Сергеев Леонид Анатольевич - Вперед, безумцы! стр 12.

Шрифт
Фон

Он жил с установкой на веселье, шагал по жизни размашисто, словно бульдозер сметая на пути всякие преграды-неприятности, но бульдозер, украшенный цветам - все-таки, повторяю, Лешка в душе был художником.

Лешка имел четкую привязанность к работам в манере импрессионистов ("импрессионизм моя церковь", - изрекал он), остальное рассматривал, как "ручейки", но поддерживал искания художников, надеялся, что "ручейки" превратятся в полноводные реки. Только при виде модернизма Лешка скисал.

- …До смерти муторно от нервных абстрактных картин, неприятно глазу, я в легком нокдауне, - бормотал с ослабленным духом. - Это себя изживет. Модернизм разрушительное, местами мертвое искусство. Это яснее ясного. Модернисты уподобляются водителю, который несется на предельной скорости, не соблюдая правил.

Лешка с легкостью ворочал серьезными понятиями. Отдельные художники молитвенно внимали его словам, рассматривали их как христианские заветы; некоторые усмехались и деликатно отмалчивались, кое-кто видел в Лешкиных выступлениях надругательство над живописью, но одно бесспорно - каждую картину он искренне переживал, близко принимал к сердцу, и наверняка, оно, его сердце, было все в шрамах.

В Лешке не затухала отчаянная страсть - всех знакомить, причем случалось, знакомил по пять раз. Он был полон "любви к ближним"; эта любовь простиралась далеко за пределы Долгопрудного и охватывала все станции по Савеловской ветке. Лешка познакомил меня с полуслепым художником Владимиром Яковлевым, который писал расплывчатые бледные цветы, осенние туманы и, в отличие от Лешки, шел по жизни робко, выжидательно, как бы нащупывая точки опоры.

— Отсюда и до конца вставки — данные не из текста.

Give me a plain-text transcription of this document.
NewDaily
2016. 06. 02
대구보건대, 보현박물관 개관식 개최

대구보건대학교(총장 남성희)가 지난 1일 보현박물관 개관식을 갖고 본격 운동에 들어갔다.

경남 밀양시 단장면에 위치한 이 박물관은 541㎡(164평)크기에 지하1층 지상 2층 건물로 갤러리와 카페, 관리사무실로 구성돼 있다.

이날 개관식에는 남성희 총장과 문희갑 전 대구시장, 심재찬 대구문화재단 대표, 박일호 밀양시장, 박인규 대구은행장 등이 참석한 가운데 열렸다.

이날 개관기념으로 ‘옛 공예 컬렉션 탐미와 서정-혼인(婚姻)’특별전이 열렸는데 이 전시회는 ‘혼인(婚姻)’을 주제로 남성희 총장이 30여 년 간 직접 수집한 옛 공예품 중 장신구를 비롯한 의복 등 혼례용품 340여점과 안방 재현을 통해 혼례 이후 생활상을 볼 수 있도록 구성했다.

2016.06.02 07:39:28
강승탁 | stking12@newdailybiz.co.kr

- Не надо громить и перестраивать мир, - миролюбиво говорил Яковлев. - Попытаемся в него максимально вжиться, - и проникновенно добавлял: - Из множества мелких наблюдений создадим гармоничную картину.

Вокруг Лешки носились воздушные вихри, вокруг Яковлева воздух был спокойным, умиротворяющим.

В пивном баре у Савеловского вокзала Лешка познакомил меня с Андреем Бабиченко и Александром Васильевым, которые на "Мультфильме" рисовали научные ленты и в соавторстве успешно сочиняли "разные литературные переживания", по выражению Лешки. Бабиченко рано потерял родителей и "вел нищенское существование" (по словам Лешки) и имел одну единственную голубую рубашку (цвет мечты!), а Васильев жил в обеспеченной семье, но, чтобы не ставить друга в неловкое положение, всячески маскировался под бедняка: одевался в драное, в своей комнате разбрасывал бутылки, окурки - "устраивал неразбериху, декоративный хаос, мусорную эстетику".

- Живу исключительно среди мусора, - высокопарно произносил он, - но из мусора делаю драгоценности.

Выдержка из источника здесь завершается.